No. It is an independent product like SQL or Exchange. It fully utilizes Windows Server 2003 capabilities and leverages all Windows functions fully. But these are separate product functions.

What's the top item on your agenda?
Job No. 1 is to build affordable speech solutions for enterprises and developers. We'll have another updated beta this year and ship a finishes product in the early spring of 2004 with very attractive price points. We'll have a scalable solution that's easy to maintain and manage.

You've talked about the viability of the social interface that was planned as a part of Microsoft Bob (with an active agent responding to user commands). Do you expect to see that vision realized sometime soon?
Not in the near term. It's a long-term thing. I strongly believe in the vision behind Bob, which was way before its time, but perhaps, it did not address customers with the right technology. You'll have the user describing the goal he or she wants to accomplish and the computer figuring out the complexity.

So I could say, "Cancel the next meeting with Charlie today." Speaking with Outlook, you'd then say, "Open Outlook, open calendar, find Charlie, cancel." The computer has to have the smarts to break down this delegation to executable steps.

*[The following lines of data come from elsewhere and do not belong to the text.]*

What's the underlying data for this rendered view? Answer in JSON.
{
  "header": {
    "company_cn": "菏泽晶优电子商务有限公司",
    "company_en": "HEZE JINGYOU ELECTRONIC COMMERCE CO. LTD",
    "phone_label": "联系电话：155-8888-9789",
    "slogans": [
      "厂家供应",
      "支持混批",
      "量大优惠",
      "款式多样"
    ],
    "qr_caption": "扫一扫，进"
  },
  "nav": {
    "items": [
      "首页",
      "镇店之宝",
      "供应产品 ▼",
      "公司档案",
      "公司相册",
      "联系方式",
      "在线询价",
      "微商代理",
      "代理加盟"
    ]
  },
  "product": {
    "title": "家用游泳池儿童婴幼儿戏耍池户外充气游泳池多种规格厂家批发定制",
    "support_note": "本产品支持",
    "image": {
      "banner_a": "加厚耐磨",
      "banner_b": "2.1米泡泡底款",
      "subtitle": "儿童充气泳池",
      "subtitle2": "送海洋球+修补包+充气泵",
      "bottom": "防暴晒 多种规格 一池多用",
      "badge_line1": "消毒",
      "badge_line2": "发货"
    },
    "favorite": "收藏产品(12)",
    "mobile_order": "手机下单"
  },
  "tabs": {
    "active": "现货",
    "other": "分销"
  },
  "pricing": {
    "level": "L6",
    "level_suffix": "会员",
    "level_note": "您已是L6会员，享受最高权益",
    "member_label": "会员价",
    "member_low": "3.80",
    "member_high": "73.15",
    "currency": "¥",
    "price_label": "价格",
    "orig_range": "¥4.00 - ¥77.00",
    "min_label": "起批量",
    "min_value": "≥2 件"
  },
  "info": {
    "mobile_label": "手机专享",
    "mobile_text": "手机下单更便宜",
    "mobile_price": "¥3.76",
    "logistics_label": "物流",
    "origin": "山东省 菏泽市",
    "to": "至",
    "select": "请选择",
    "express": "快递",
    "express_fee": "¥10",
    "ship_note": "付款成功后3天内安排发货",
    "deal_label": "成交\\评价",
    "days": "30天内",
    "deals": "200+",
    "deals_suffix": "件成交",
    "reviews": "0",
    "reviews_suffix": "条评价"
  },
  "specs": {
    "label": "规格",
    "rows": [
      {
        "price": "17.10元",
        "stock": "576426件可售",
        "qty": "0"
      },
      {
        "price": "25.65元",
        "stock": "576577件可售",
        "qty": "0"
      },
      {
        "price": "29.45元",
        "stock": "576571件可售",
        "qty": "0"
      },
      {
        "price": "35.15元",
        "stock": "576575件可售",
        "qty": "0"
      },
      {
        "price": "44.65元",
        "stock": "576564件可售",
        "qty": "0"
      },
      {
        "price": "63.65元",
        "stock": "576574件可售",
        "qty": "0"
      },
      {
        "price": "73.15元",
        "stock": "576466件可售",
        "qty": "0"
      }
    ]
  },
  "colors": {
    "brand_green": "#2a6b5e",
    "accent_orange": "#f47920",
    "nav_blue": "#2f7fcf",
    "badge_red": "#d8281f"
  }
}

We have to do a number of key technology revolutions. First is that data on the PC has to become structuralized, and it has to be in XML that can be quickly retrieved and reasoned with. Second, there has to be a way to do more than retrieval, and there have to be more verbs the system can understand.

People also have to be taught to talk to the computer. This will happen. It will just take time. I don't see that happening within the next five years but definitely in the next 10. The human social interface is by speech, not typing. If you want a natural, social interface, you have to talk--and people will expect a more anthropomorphic response on the other side.

And will the systems be 100 percent conversant?
I wouldn't say 100 percent. I would use human as a bar. So, talking to Outlook, for example, a human would expect it to work as well as a human assistant. Humans make errors, and you can't expect machines to make fewer errors. We're comparing to humans in a domain-specific way. I'm saying the human assistant within Outlook will be as good as your assistant working with Outlook.